# vauen



## cp478 (Oct 23, 2008)

are these pipes any good and if so why is it so hard to find any for sale on the internet


----------



## Mad Hatter (Apr 8, 2007)

I know Vauen make some pretty pricey pipes. I see them a lot on Ebay but I can never find anywhere to reference the price. I'm sure they're a german made pipe but either they haven't been around long enough to have won a following here in the states or they just don't appeal to the american smokers. Might be something more of a euroyuppie type statement like a Porsche. This is a question that Dubinthedam would be most qualified to answer.


----------



## zigaretten (Oct 6, 2008)

I believe all of their sales in the USA are handled by one company:

http://www.euroamericanenterprises.com/


----------



## TOB9595 (Apr 24, 2007)

They are a very fine smoking pipe.
Keep looking and do pick one up, if you can. You will not be disappointed..
But there are so many stellar pipes out there.
Tom


----------



## DubintheDam (Jun 5, 2007)

Vauen are really the german (maybe austrian) version of Savinelli or an English version of Hardcastle or Parker, top quality real pipes at real prices...they have a very unique 1970's styling to their design...most germans...they say, start with a vauen. Think of them as the Volkswagen of German pipes....you will find very few owners of a Volkswagen who aren't ardent fans, that said many come made for 9mm filters (big in Germany).

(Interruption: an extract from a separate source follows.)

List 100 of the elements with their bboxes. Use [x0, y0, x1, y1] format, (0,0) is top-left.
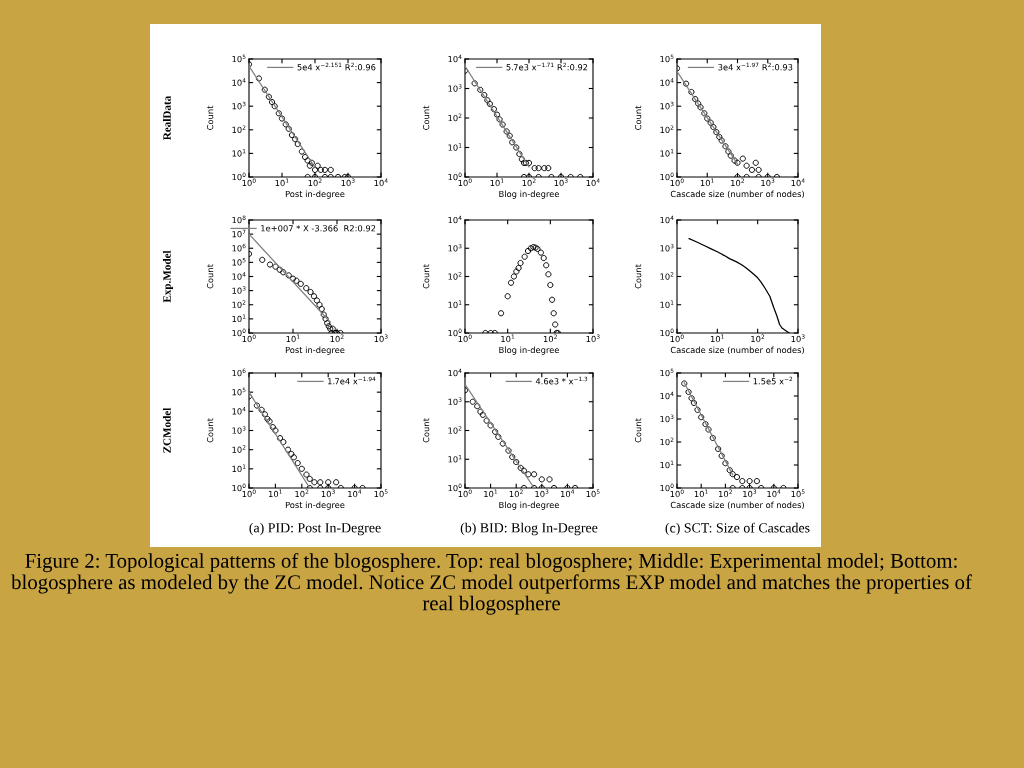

Check DanPipes (based in Germany) below...do take the time to download their PDF brochure 15mb...probably the best pipeshop brochure in the world today...loads of Vauen's....and a great read and in english!....Enjoy

http://www.danpipe.com/dpcc-eng.html


----------



## parris001 (Mar 29, 2008)

That Dub is a wealth of information. I happened upon a vauen in a shop the other day........ if it's there when I go back I think I'll get it. (I drive a '69 VW Beetle)


----------



## Silky01 (Jul 16, 2007)

Didn't Moo just make a post about these?
The PIPOO model that is.


----------



## Mister Moo (Sep 8, 2005)

uncballzer said:


> Didn't Moo just make a post about these?
> The PIPOO model that is.


He did, u'ball'er. I have been on a regular Vauen bender lately. First I bought a mess of a meer-lined flake pipe for a buck-ninety-nine (cleaned up nice, by the way):










...then was almost immediately mesmerized by the power of *the Pipoo*.

The little meer-lined jobbie got me looking for more Vauen info and, like cp478, I was surprised how little there was to learn. Like many price/value pipes my Vauen was well made but sports a confused grain - no fills.


----------



## cp478 (Oct 23, 2008)

thank you all for the info, i just found it confusing that the few that are on ebay are so high and yet on the web you can hardly find them.


----------



## Mister Moo (Sep 8, 2005)

http://www.vauen.de/eng/default.htm


----------



## Phlegmatic (Aug 1, 2008)

Mooo!




:tu


----------



## TheTraveler (Aug 20, 2008)

Phlegmatic said:


> Mooo!
> 
> :tu


That's a SWEET meer! 

Or is it a moorschaum?
:r :r :r


----------



## Mister Moo (Sep 8, 2005)

Phlegmatic said:


> Mooo!
> 
> :tu


How gorgeous is that?! A pipe to match my Mukka Coffee Maker - finally. There is no end to good taste here at CS.  p :hc


----------



## cp478 (Oct 23, 2008)

still trying to come up with one of these.

thank you all for the info.


----------



## selleri (Feb 6, 2008)

Love the look of Vauen Tapio's. Would get one if they were a bit cheaper, a bit over my price range at the moment.

https://www.cigarworld.de/shop/detail.php4?artnr=90000877&PHPSESSID=43tsh9rv996imju1apdq1elcf0


----------



## DubintheDam (Jun 5, 2007)

Check this one out, I love it.....The Sioux Indian pipe, made from different types of wood, is a coveted collector's item for pipe smokers and nonsmokers alike. An acrylic mouthpiece assures hygienic smoking.
Authentically, this pipe is shipped with a leather carrying case and a DVD copy of the movie "Danc with Wolves". A smaller pouch has room for three filters. These pipes can be cleaned with our extra long pipe cleaners.

http://www.pipe-shop.net/Shop/cgi-bin/his-webshop.cgi?f=NR&c=Sioux&t=tobacco_pipe


----------



## cp478 (Oct 23, 2008)

ive been trying like crazy to win several vauen pipes on ebay but apparently everyone is interested, as they seem to be hard to find and even harder to win on ebay.

well theres always next time!


----------